На наших глазах чуть было не сложилась легенда[2]2
  Это – легенда о легенде. Прошу, прочтите дальше. Проблема в том, что легенда опровергается и – оживает.


[Закрыть]
об олимпийском чемпионе Абсенте, будто и он если не «из бочки», то, во всяком случае, явился из какого-то небытия. Вспомним, во-первых, что Абсент стоял в Москве на Всесоюзной выставке, куда случайных, «темных» лошадей не посылают, и там его увидел Филатов.

– На лошадь я сначала смотрю в общем, – говорит Сергей Иванович, – каков рисунок? Потом присматриваюсь к движениям. И, наконец, что она может, каковы способности?

Мастеру нетрудно было рассмотреть, что вороной красавец из Луганского завода по всем трем пунктам стоит на высоком уровне. Все в нем есть. А почему и не быть? Его отец Казбек был участником исключительного перехода Ашхабад—Москва. Это в 1935 году. А в 1945 году именно Казбека за красоту и породность подвели Г. К. Жукову, и маршал принимал на нем исторический парад. Что ж, вполне последовательно: отец на Красной площади в параде Победы, а сын на олимпийском пьедестале почета. Но это еще не все в судьбе Абсента. Прежде чем оказаться в Москве под филатовским седлом, он был выезжен местным, очень опытным старым тренером. Старик не гнался за призами, просто, видя способности лошади, он осторожно стал заниматься ее выездкой. Целым, выезженным поступил к знаменитому спортсмену Абсент, неся в себе, кроме того, силу высокой крови.
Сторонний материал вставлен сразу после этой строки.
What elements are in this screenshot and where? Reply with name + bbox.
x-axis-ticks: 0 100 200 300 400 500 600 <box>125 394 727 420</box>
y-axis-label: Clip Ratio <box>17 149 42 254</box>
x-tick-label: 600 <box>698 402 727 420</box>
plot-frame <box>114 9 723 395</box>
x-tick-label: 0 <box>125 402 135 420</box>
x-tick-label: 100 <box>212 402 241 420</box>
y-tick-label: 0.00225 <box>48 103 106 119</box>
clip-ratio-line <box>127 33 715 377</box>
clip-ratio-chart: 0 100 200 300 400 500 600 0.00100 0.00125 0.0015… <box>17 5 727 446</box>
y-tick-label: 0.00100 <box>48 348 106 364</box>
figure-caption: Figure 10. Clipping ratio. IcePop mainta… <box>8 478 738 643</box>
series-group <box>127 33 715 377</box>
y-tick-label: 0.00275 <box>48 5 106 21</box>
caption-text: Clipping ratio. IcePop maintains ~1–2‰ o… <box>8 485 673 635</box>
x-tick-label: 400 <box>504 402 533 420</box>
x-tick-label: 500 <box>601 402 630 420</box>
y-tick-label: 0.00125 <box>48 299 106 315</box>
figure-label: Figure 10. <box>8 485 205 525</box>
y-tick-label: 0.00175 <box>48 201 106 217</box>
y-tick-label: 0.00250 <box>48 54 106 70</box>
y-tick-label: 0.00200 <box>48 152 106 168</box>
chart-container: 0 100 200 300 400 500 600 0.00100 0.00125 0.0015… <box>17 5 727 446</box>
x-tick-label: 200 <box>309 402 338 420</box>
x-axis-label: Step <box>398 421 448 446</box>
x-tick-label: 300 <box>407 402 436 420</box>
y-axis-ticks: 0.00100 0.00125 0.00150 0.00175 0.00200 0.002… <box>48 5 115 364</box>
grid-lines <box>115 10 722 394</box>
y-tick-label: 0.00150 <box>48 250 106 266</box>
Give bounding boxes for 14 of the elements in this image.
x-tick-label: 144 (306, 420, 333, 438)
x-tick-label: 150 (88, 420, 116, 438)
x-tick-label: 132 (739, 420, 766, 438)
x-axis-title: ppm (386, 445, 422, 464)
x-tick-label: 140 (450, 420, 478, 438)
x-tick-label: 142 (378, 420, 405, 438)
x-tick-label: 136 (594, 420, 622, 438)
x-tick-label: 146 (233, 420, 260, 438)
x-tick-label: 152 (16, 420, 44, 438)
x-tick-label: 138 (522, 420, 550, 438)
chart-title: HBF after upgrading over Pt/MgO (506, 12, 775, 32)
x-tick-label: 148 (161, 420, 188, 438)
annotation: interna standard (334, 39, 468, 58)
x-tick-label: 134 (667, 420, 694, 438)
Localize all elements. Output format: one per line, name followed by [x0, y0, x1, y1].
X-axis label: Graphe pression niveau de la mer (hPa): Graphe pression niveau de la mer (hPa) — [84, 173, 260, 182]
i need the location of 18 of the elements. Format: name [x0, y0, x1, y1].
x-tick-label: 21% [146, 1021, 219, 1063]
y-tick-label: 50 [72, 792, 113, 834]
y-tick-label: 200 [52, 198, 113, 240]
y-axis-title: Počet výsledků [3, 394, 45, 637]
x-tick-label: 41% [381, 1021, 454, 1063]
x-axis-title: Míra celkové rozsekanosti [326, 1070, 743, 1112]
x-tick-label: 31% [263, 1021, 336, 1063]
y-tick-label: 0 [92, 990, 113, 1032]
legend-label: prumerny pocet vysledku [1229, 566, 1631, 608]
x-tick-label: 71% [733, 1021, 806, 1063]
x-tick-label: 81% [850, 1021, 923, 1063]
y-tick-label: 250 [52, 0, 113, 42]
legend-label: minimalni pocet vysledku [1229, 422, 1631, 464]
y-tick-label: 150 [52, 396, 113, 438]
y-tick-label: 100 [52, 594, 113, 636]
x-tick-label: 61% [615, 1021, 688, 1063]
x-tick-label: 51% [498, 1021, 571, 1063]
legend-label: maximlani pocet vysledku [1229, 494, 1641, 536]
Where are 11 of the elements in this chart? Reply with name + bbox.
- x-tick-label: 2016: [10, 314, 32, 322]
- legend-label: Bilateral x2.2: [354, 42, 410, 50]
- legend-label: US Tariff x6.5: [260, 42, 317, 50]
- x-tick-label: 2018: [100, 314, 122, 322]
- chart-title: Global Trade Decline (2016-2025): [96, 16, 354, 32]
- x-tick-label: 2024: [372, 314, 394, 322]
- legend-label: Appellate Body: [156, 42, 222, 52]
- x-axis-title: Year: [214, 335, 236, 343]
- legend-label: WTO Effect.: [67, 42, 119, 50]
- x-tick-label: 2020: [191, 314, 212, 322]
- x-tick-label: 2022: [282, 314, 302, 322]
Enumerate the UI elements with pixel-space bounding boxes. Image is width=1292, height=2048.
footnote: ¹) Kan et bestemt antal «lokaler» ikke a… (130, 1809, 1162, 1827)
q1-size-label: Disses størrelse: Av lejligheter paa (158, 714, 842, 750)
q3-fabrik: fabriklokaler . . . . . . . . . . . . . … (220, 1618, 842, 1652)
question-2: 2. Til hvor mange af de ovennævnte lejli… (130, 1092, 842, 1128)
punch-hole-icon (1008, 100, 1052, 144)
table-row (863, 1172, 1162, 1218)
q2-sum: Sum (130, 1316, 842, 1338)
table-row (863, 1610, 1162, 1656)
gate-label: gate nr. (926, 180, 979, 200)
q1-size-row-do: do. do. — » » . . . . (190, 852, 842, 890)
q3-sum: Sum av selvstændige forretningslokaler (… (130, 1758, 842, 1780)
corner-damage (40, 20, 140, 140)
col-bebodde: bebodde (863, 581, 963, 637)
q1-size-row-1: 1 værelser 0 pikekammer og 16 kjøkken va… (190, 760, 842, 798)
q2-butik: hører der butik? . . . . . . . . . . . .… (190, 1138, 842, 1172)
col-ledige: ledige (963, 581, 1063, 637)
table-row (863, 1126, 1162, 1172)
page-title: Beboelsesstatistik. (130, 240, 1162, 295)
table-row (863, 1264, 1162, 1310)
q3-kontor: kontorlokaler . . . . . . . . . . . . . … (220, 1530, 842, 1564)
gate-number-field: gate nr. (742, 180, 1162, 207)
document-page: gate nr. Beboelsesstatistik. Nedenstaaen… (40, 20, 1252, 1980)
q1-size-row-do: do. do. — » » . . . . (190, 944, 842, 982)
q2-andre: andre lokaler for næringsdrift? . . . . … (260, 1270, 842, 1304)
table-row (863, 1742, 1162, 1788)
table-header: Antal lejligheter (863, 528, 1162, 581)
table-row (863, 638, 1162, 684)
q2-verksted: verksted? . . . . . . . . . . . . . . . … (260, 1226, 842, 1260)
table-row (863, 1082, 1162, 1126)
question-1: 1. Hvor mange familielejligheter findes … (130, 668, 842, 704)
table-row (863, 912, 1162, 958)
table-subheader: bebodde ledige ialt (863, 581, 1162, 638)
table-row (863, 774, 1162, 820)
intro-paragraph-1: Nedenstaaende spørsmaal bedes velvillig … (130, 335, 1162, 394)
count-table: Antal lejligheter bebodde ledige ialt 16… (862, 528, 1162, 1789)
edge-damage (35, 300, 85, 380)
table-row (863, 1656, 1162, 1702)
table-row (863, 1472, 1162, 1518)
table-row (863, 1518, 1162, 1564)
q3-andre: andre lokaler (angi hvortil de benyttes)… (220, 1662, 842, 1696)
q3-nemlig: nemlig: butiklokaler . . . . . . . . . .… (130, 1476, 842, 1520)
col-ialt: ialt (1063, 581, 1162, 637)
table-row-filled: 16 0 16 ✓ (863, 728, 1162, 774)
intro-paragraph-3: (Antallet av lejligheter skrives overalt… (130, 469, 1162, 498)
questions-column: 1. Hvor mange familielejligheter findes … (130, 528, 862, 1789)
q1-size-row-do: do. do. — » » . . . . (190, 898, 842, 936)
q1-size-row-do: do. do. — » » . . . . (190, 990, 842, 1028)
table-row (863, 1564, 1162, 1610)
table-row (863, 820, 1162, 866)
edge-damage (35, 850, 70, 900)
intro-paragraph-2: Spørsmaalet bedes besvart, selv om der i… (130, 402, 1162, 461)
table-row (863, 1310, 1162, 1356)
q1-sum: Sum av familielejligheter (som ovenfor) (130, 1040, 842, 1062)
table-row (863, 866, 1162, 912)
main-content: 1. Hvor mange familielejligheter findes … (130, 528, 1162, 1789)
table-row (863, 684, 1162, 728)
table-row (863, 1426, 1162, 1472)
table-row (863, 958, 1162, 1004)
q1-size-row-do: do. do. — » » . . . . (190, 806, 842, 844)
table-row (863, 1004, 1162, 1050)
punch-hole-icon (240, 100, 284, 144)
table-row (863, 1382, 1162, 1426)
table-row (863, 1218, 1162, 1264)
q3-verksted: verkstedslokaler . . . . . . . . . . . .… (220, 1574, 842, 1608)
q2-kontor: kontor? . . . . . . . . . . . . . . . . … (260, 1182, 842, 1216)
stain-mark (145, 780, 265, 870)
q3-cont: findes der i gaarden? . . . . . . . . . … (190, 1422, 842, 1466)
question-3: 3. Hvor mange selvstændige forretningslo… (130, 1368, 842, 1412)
Эта «кровь», что, по английскому выражению, «сказывается», то есть порода, составляет для конника наиболее трудноуловимый и самый желанный предмет поиска. И находят! Как, например, итальянец Федериго Тезио верил в сочетание Тенерани-Романела и повторял его в своем подборе из года в год, пока, наконец, не оправдались предчувствия и старый чародей получил несравненного Рибо – «лошадь столетия». Так и Я. И. Бутович предсказывал значение линии Громадного, отца феноменального Крепыша. Таким чутьем среди сегодняшних коннозаводчиков обладает и Сергей Александрович Касименко – в каждом заводе, где он работал, осталась плеяда выдающихся ипподромных бойцов. Однажды мне выпало провести целый беговой день рядом с ним, на этот раз смотрел я не на лошадей. а на Касименко, стараясь уловить, как он на лошадей смотрит: взглядом коршуна – пронзает насквозь. Так что «фантазии коннозаводчика», которые отказался описывать Бодлер, вещи серьезные. Ведь сказал же знаток о Летучем на серовском портрете: «Смотрите, как бы он вас не ударил, если только почувствует к себе недостаточное уважение!»